Tag Archives: Kelly Loeffler

$4,000,000 Wenches: Why Kelly Loeffler’s Attempt to Silence WNBA Players Has Been Largely Ignored by Americans

One of the best writers parked at the bustling intersection of Race and sports is William Rhoden. To be honest with you, Rhoden has built an impressive career offering insightful commentary at this increasingly busy thoroughfare his entire career. Although it seems to be decades ago when Rhoden delivered the classic book Forty Million Dollar Slaves: The Rise, Fall, and Redemption of the Black Athlete to a nation that has been embattled by racial problems since the initial Africans arrived in the Jamestown colony.

The shocking title of Rhoden’s book, Forty Million Dollar Slaves, was a recalling of a public insult that a white fan shouted in the public arena at a black player in Madison Square Garden during a New York Knicks game.

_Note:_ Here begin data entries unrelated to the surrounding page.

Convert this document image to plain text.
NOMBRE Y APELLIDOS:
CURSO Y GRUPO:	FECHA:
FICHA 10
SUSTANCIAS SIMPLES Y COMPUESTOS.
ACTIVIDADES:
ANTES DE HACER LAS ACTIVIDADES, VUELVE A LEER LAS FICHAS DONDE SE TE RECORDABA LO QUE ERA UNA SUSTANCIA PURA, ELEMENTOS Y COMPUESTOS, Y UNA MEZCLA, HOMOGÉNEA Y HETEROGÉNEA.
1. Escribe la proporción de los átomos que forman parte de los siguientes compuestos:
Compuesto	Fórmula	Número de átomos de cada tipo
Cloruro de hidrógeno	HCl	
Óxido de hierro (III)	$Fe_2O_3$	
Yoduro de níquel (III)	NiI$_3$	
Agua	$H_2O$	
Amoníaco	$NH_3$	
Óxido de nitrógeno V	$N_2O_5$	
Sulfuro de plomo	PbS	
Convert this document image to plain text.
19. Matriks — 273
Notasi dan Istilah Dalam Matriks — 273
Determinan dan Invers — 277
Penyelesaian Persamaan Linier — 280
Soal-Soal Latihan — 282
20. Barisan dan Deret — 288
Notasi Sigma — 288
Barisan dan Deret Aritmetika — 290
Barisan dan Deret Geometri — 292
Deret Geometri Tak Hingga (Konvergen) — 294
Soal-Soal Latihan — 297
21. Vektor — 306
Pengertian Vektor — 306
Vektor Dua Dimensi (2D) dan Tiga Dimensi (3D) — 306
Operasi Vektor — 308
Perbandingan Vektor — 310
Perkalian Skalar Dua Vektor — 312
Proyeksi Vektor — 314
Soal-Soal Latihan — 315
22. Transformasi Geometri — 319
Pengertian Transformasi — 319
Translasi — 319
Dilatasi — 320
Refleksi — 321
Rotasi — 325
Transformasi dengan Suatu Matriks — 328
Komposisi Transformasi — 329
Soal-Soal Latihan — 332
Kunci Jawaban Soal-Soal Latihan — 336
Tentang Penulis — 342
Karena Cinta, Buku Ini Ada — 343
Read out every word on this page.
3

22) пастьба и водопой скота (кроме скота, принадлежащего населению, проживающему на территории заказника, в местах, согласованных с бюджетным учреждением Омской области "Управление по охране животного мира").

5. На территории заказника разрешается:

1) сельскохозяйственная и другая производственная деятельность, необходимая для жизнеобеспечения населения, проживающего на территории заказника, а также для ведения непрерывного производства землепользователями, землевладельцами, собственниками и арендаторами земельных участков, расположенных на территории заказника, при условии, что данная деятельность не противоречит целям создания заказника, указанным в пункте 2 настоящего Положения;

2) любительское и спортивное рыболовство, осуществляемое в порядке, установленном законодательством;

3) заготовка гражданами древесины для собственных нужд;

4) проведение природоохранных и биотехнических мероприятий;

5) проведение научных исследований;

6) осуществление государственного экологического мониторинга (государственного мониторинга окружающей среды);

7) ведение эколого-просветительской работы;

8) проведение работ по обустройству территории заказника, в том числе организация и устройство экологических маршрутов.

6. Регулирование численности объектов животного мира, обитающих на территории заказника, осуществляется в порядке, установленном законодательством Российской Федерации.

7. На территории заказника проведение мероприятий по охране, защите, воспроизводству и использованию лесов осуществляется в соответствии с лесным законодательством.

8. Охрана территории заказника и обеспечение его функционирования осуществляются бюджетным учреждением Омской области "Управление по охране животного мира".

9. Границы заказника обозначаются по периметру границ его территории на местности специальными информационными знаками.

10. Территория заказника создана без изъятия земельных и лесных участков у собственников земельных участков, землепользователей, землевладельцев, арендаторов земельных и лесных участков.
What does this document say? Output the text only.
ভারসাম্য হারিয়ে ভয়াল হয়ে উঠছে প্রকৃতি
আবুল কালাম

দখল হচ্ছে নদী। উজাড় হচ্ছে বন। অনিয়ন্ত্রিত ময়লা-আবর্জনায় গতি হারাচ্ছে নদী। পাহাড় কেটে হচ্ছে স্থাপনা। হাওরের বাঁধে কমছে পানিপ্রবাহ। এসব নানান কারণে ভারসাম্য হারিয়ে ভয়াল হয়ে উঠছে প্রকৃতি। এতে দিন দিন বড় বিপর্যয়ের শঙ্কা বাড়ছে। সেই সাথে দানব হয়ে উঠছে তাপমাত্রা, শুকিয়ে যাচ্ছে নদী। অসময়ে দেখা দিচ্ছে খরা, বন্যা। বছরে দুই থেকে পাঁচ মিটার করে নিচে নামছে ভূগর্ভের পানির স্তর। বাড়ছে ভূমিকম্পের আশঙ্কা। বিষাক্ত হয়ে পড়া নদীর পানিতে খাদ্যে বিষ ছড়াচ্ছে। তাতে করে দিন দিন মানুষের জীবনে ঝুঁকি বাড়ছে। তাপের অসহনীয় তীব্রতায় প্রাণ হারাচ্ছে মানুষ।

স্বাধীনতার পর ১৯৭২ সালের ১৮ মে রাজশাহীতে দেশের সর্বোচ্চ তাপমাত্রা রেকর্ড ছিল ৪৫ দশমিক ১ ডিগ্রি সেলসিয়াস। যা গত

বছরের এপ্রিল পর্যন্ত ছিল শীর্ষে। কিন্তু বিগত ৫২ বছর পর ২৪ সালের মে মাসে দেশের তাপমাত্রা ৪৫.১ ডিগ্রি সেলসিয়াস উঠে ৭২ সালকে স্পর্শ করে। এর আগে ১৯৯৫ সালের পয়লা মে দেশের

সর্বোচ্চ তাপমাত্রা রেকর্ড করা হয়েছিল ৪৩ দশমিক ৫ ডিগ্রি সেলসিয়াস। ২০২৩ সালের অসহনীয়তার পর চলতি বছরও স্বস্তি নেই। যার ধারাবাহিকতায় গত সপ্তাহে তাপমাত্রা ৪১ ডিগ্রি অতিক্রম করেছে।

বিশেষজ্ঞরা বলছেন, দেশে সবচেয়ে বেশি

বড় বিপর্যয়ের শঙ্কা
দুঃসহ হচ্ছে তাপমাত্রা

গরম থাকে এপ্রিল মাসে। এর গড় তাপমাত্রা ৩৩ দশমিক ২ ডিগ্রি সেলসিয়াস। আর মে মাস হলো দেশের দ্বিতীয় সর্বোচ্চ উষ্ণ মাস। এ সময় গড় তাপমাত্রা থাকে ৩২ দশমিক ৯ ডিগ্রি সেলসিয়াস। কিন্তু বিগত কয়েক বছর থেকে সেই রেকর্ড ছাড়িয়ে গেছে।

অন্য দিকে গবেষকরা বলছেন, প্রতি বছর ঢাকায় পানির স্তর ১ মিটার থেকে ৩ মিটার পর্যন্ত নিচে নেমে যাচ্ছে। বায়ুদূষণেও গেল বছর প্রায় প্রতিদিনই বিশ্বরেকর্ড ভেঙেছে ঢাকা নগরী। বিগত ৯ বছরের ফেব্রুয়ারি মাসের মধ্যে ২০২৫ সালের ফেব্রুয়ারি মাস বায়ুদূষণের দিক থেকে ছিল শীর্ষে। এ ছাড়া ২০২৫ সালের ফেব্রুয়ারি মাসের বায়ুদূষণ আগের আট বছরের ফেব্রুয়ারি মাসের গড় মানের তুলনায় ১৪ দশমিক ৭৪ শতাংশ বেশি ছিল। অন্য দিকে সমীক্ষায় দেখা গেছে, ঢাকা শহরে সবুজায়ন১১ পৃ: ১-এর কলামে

The insinuation that black athletes are nothing more than commodities whose lone use is to entertain whites was neither new nor subtle.

Unfortunately for black women, one of the primary consequences of Black Liberation being conceptualized and frequently articulated as gender specific is that the population that Malcolm X cited as “the most disrespected person on the planet,” has been an after-thought in robust discussions of Black liberation. Make no mistake about it, Black liberation has historically been very BLACK and very MALE. Most “race men” behave as if it were a given that if black men were saved, black women would also be saved; there is little in the recent historical record that supports such assertions. Make no mistake about it, black women have been the mules of every liberation struggle as they have had to simultaneously fight on multiple identity politic battlefields that involved some combination of race, class, gender, and sexuality.

Put simply; it is difficult being a black woman in America. They are expected to aid others in their liberation fights while remaining silent when their opportunistic allies simultaneously enjoy the fruits of the labor of black women while passively viewing their never-ending struggles.  

This understanding that black women alone are solely responsible for improving their plight sits at the center of others silence when Kelly Loeffler, a Senator (R) from Georgia and co-owner of the WNBA franchise the Atlanta Dream, delivered a relatively rudimentary attack. According to Loeffler, WNBA players, the black one’s in particular, need to mute themselves regarding this nation’s pressing racial matters. According to Loeffler,

The truth is, we need less — not more politics in sports. In a time when polarizing politics is as divisive as ever, sports has the power to be a unifying antidote. And now more than ever, we should be united in our goal to remove politics from sports.

It is no stretch to say analogize that if the black NBA players that William Rhoden wrote about are “40 million dollar slaves” then Loeffler considers WNBA players “4 million dollar wenches” that need to be taught to shut-up and dribble.

Were it not so sad, Kelly Loeffler’s political tone-deafness would be somewhat hilarious. At this unprecedented moment of social activism and racial progressivism, she wants American Flags stitched on the warm-up suits of WNBA players instead of Black Lives Matter or “Say Her Name”, a reverberating tribute to Prairie View A & M University’s Sandra Bland.

Unfortunately for Loeffler, today’s athletes are too savvy to remain voiceless on substantive political issues. Current activism flowing from the sports world harkens back to the 1960s when athletes such as Jim Brown, Muhammad Ali, and Bill Russell took on pressing racial matters. If the co-owner of the Atlanta Dream were not blinded by a desperate attempt to earn political currency via her resistance to progressive movements, she would realize that a veritable dream team of WNBA stars such as Sue Bird, Natasha Cloud, Skylar Diggins-Smith, and Alysha Clark oppose her.

It is ironic that Loeffler, a political figure steeped in a special election to replace Johnny Isakson in the U.S. Senate has chosen to use her prominent position in the WNBA to rally potential supporters by opposing racial progressivism and politics in the sports world. Her hypocrisy is startling, yet predictable. Only time will tell if this well-timed gamble to trade in her partial ownership of the Atlanta Dream for a U.S. Senate seat will payoff for Loeffler.

The world watches while WNBA players are seeking to remove Loeffler from their environs. The fact that players are now wielding so much power leads one to muse “My how things have changed.” However, if Loeffler is able to stave off calls for her to sell her stake in the Atlanta Dream and win her bid to become a U.S. Senator, one will be forced to question if things have changed at all?